Keep your feet clean and dry, wear shoes that fit well, and never go barefoot, even at home. If you notice a wound that isn’t healing or any signs of infection, get it looked at promptly.

Keep Up With Annual Screenings

Diabetes can quietly affect your kidneys, eyes, and nerves over time. Catching problems early makes a significant difference in outcomes. Your yearly care schedule should include:

  • Kidney tests: a blood and urine check to assess how well your kidneys are filtering waste
  • Dilated eye exam: an eye doctor checks for damage to the small blood vessels in the back of your eye (more frequently if problems are already detected)
  • Complete foot exam: a clinical check of nerve sensation and blood flow (more frequently if you’ve had foot complications before)

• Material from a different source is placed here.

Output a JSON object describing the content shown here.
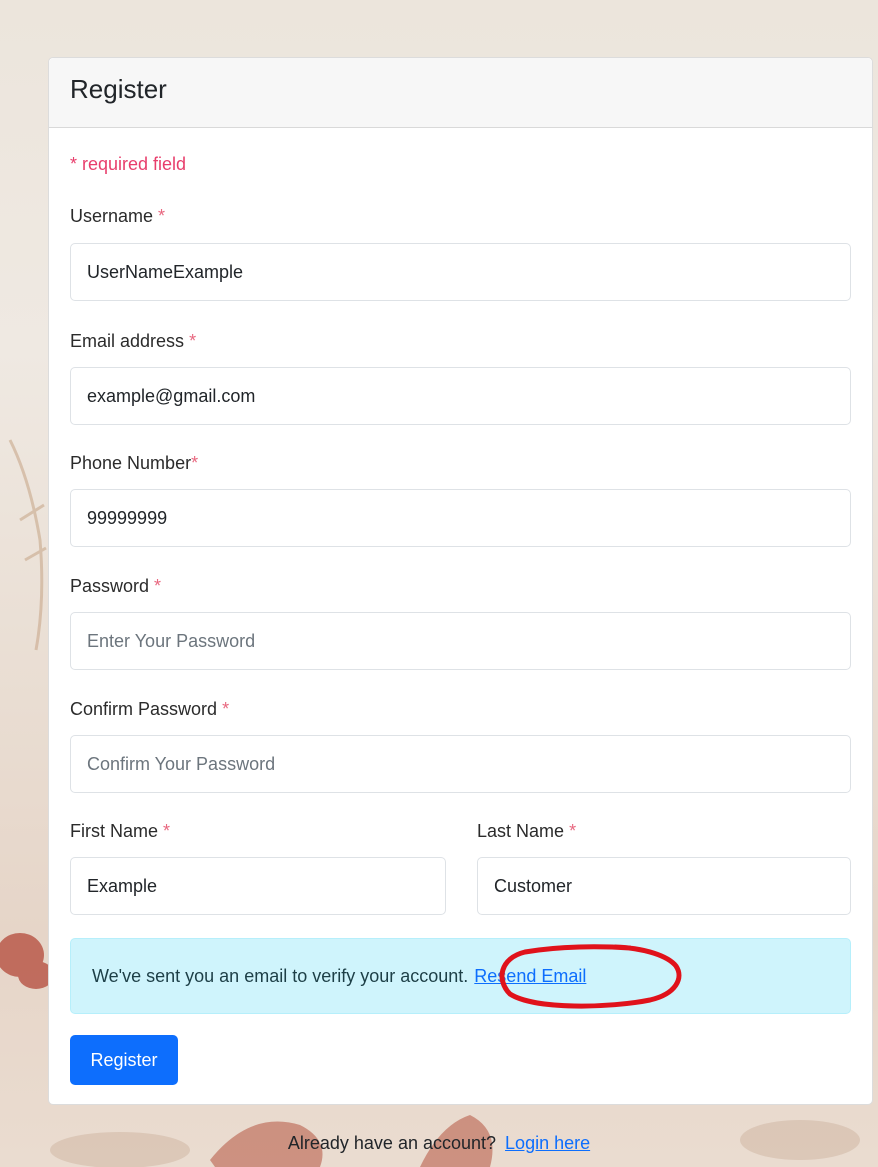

These screenings happen in addition to your regular A1C checks and blood pressure monitoring. Staying on schedule is one of the most effective things you can do to prevent long-term complications.

Plan Ahead for Sick Days

When you’re sick with a cold, flu, or stomach bug, your blood sugar can spike even if you’re not eating much. Stress hormones released during illness raise blood glucose, and dehydration makes it worse. Check your blood sugar more often when you’re ill, and keep drinking fluids even if you don’t feel like eating.

If you have type 1 diabetes or take insulin, test your urine for ketones using an over-the-counter kit when you’re sick. Ketones are acids your body produces when it starts burning fat instead of glucose for fuel, and high levels can be dangerous. If ketones are present, contact your doctor right away.

Head to the emergency room if you can’t keep liquids down for more than 4 hours, can’t keep food down for more than 24 hours, have a temperature over 101°F for 24 hours, experience trouble breathing, have ketones in your urine, or your blood sugar drops below 60 mg/dL and won’t come up. Having a written sick-day plan from your doctor before you get sick means you won’t have to figure things out while you feel terrible.